Last week, many of you may have been shocked to read that Vikram Pandit, CEO of Citibank, suddenly announced he was leaving. He was replaced by one Michael Corbat, who Citi’s chairman described in an interview as having a “single-minded data approach.” (Uh oh, HR). You might have been surprised, but not I, your jaded commentator on the peculiarities of the business world. I was not surprised because I know that life in corporate America is like life in the mafia. As I said at the outset, sooner or later you are going to get whacked.

Friday’s New York Times brings us a colorful, behind-the-scenes snapshot of Pandit’s last day.  According to the front page article, Pandit strode from a triumphant – he thought – earnings release into a meeting where his new boss, Chairman Michael O’Neill, had prepared three letters for him. The letters gave him three “choices": a) quit now; b) quit at the end of the year; c) get fired immediately and clean out your desk.
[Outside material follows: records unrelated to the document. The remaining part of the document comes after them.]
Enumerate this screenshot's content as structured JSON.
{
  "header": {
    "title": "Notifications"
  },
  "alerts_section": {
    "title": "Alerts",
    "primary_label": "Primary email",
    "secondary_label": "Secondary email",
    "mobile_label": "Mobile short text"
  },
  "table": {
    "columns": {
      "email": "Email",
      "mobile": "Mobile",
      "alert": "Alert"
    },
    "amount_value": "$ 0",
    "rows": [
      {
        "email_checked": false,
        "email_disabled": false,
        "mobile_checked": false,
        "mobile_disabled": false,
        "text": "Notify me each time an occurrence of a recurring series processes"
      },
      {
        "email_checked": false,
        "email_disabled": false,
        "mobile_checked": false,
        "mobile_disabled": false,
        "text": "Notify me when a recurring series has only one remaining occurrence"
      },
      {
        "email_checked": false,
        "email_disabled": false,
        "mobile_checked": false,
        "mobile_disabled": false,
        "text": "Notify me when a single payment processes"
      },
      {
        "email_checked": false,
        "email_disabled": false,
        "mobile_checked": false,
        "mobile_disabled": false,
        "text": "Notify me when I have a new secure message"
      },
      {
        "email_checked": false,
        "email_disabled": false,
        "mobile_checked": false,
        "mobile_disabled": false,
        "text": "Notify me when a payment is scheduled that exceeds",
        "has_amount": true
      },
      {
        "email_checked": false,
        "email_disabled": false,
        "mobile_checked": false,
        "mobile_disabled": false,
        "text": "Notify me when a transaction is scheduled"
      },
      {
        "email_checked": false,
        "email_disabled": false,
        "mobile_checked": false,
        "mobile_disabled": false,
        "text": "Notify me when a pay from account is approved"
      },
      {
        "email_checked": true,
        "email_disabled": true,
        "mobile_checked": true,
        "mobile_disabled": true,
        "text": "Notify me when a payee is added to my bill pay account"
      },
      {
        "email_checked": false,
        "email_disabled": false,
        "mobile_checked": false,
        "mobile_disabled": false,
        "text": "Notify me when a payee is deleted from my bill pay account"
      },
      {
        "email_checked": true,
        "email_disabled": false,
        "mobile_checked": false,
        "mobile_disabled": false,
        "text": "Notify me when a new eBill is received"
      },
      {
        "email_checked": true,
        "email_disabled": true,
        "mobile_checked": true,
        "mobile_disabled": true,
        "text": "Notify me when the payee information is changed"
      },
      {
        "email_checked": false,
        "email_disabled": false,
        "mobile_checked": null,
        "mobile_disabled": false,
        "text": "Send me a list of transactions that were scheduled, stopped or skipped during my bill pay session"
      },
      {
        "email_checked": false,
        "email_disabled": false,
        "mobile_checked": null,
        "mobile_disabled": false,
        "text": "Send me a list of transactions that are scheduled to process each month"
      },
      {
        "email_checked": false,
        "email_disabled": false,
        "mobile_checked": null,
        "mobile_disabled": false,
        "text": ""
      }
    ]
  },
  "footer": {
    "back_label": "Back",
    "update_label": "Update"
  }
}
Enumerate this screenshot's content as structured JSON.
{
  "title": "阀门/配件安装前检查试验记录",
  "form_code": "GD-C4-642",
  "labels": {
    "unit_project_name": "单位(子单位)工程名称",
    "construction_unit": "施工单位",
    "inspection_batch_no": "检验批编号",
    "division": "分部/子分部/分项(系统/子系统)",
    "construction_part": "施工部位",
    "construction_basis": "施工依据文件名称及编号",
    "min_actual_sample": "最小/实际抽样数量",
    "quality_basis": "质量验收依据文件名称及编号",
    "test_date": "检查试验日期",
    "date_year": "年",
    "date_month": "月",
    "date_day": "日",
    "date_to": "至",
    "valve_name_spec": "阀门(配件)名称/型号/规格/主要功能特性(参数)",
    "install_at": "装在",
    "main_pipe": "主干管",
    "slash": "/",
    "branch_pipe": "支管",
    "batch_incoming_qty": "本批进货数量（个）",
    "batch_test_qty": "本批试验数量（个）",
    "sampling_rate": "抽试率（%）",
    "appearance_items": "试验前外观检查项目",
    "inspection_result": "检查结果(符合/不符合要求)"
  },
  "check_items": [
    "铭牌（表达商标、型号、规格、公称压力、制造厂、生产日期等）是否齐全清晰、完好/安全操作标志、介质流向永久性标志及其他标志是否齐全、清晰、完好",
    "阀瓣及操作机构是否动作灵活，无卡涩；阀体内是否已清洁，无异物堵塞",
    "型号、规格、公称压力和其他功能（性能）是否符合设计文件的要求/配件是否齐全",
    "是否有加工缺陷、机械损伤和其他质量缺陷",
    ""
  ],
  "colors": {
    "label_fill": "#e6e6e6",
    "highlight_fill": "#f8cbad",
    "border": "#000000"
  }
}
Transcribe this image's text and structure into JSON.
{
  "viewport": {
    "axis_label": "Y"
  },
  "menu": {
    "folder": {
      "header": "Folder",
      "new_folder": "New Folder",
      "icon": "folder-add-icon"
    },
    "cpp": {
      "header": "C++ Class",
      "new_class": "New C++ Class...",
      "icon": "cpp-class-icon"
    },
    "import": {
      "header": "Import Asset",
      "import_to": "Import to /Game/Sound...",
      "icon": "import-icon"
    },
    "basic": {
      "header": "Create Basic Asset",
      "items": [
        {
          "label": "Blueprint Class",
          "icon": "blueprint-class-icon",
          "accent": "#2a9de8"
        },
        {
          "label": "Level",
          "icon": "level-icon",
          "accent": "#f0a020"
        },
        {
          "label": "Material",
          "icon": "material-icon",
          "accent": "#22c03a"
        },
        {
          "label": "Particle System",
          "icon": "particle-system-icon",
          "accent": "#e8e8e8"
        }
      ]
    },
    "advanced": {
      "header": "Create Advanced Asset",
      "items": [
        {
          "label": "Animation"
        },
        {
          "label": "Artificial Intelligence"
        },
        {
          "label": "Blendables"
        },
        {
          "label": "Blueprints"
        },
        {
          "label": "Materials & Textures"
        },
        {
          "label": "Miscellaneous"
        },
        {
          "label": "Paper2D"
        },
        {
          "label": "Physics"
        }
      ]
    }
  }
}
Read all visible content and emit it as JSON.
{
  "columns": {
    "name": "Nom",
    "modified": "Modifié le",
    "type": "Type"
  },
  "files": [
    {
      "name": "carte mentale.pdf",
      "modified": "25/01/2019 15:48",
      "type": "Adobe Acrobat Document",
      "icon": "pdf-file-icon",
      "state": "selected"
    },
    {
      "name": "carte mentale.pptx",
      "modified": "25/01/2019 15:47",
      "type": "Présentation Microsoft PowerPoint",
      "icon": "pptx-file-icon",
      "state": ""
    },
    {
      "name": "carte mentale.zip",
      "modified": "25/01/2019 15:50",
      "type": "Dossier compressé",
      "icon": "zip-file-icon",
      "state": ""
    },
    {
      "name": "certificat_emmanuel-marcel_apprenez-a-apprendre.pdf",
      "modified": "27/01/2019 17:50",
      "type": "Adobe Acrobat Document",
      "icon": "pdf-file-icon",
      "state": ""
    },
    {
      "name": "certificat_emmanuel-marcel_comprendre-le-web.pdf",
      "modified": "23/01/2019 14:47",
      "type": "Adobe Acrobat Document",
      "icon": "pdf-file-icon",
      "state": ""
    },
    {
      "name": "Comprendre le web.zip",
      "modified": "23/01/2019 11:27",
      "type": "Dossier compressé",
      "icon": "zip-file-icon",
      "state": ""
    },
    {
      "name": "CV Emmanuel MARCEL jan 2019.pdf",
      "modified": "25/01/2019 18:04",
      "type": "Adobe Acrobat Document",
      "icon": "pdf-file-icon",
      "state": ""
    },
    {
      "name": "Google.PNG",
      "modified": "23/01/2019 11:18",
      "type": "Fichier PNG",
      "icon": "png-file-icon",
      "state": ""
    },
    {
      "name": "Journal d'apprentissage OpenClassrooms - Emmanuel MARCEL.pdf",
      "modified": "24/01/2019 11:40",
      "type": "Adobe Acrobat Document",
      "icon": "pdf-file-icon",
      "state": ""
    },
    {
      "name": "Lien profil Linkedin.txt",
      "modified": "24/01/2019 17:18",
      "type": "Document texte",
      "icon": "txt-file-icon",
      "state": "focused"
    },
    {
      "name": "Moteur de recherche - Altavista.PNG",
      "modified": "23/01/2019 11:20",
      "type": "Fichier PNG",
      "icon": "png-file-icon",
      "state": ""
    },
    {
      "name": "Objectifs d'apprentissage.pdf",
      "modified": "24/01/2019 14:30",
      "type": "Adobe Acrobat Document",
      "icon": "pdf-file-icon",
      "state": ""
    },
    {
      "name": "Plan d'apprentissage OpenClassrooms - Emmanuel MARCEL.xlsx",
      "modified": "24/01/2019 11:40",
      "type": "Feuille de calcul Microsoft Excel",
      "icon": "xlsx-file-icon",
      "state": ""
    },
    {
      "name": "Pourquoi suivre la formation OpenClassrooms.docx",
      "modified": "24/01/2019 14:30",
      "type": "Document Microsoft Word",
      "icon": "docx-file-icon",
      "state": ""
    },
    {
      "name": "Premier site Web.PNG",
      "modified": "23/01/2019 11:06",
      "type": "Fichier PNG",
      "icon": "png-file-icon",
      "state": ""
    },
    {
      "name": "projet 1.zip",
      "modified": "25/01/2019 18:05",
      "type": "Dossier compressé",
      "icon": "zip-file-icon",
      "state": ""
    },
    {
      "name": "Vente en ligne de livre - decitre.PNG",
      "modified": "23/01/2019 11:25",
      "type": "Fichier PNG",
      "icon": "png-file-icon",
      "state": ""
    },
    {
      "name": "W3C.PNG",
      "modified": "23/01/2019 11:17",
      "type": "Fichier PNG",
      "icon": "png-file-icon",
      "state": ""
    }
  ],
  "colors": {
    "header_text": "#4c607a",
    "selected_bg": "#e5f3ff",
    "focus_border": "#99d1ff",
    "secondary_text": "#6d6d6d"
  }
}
Kind of like the choices given to the long-term Corleone associate in "Godfather II" after the don lost confidence in him: whack yourself quietly and your family will be well taken care of. He chose the first choice, wisely.

At its highest levels, the human resources practices of the corporate world are very much like those of organized crime, at least the on-screen versions of organized crime. You don’t need to go to business school to learn how things really work; just watch a bunch of "Sopranos" reruns. Nobody ever gives up power voluntarily. You get asked to leave without warning, sometimes for no good reason other than a new boss takes over, like at Citibank. Henry Hill in "Goodfellas" explains it as a McKinsey consultant advising on a corporate merger might: “You got out of line, you got whacked. Everybody knew the rules. But sometimes, even if people didn't get out of line, they got whacked.”

Everybody, including Pandit, knows the rules.“This is the life we have chosen,” as Hyman Roth said in "Godfather II."

I speak from experience, as a 20-year veteran of this world who has been on both sides of a hit. The good news is, like Don Corleone’s ill-fated associate discovered, there is a civility to the process. Families get taken care of. Reputations are protected. Nobody sues anybody. Everything is quiet, at least as far as the public is concerned.

There is often criticism leveled at executive severance packages, but it is misplaced. The modern severance agreement is a model of wisdom and civility; it keeps boardroom wars from spilling out into the street, which would be the corporate equivalent of the St. Valentine’s Day massacre. Society is not well served with shoot-outs in public; innocent people, such as shareholders, get hurt. So, if you are working your way up at work, congratulations. It is a wonderful life, and after a long career, you might very well get crosswise at some point with a superior and be asked to leave. That’s OK. You will be well taken care of, and won’t end up in a trunk.

Vikram Pandit, good luck, and don’t take it personally. This is the life we have chosen.